Summary: High school senior Kate is at the top of her class. She could attend just about any school, but it’s MIT she wants. All that matters is getting that acceptance package, but that’s okay because Kate’s got everything under control. After a fire in her neighborhood, Kate’s father the reverend opens up their house—more specifically Kate’s room—to the one girl from school she can’t stand, and suddenly Kate’s not so in control anymore.

Review: LHA hit the overachieving nail on the head with Kate’s character. This woman can WRITE. On just about every page of this book, I found myself marveling at a turn of phrase. Case in point:

I shiver and hustle to my sad excuse of a motor vehicle, a Yugo named Bert.

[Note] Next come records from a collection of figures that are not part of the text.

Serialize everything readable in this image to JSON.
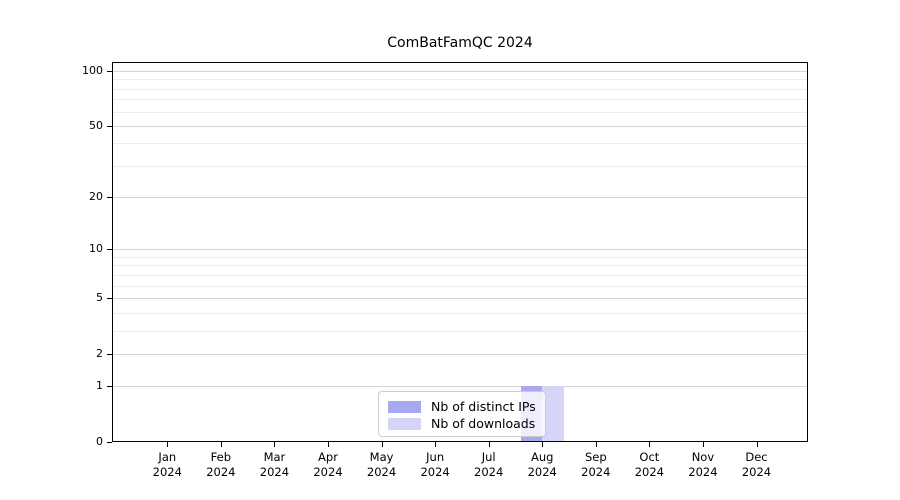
{
  "title": "ComBatFamQC 2024",
  "colors": {
    "distinct_ips_bar": "#a8a8f0",
    "downloads_bar": "#d5d5f8",
    "grid_major": "#d4d4d4",
    "grid_minor": "#ececec",
    "axis": "#000000",
    "legend_border": "#cccccc"
  },
  "legend": {
    "entries": [
      {
        "label": "Nb of distinct IPs",
        "color": "#a8a8f0"
      },
      {
        "label": "Nb of downloads",
        "color": "#d5d5f8"
      }
    ]
  },
  "chart_data": {
    "type": "bar",
    "title": "ComBatFamQC 2024",
    "xlabel": "",
    "ylabel": "",
    "categories": [
      "Jan 2024",
      "Feb 2024",
      "Mar 2024",
      "Apr 2024",
      "May 2024",
      "Jun 2024",
      "Jul 2024",
      "Aug 2024",
      "Sep 2024",
      "Oct 2024",
      "Nov 2024",
      "Dec 2024"
    ],
    "series": [
      {
        "name": "Nb of distinct IPs",
        "color": "#a8a8f0",
        "values": [
          0,
          0,
          0,
          0,
          0,
          0,
          0,
          1,
          0,
          0,
          0,
          0
        ]
      },
      {
        "name": "Nb of downloads",
        "color": "#d5d5f8",
        "values": [
          0,
          0,
          0,
          0,
          0,
          0,
          0,
          1,
          0,
          0,
          0,
          0
        ]
      }
    ],
    "y_scale": "log1p",
    "ylim": [
      0,
      113
    ],
    "y_ticks": [
      0,
      1,
      2,
      5,
      10,
      20,
      50,
      100
    ],
    "y_minor_gridlines": [
      3,
      4,
      6,
      7,
      8,
      9,
      30,
      40,
      60,
      70,
      80,
      90
    ],
    "grid": true,
    "legend_position": "lower center"
  }
}
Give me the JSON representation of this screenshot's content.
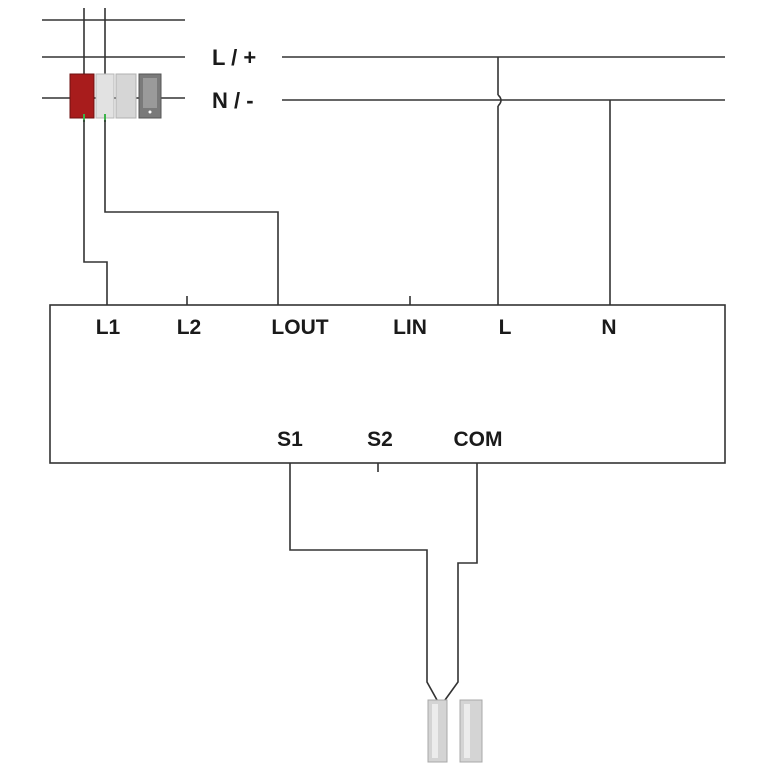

I usually drive to school on autopilot. Not today—leaving late has landed me smack in the middle of rush-hour traffic. This is bad. Bert fears traffic. Bert is a wuss, a tissue box on tires with a bulimic hunger for motor oil. I pet the dashboard as I turn onto the main road, and promise him a filter change if he can get me to school without overheating.

I was completely and utterly in love with this book…until one plot point threw me out of the story world because it affected me so much. I don’t want to give spoilers, but does anyone who’s read this know what I mean? Maybe it’s just me.

Even so, I loved this book, and I think you will too.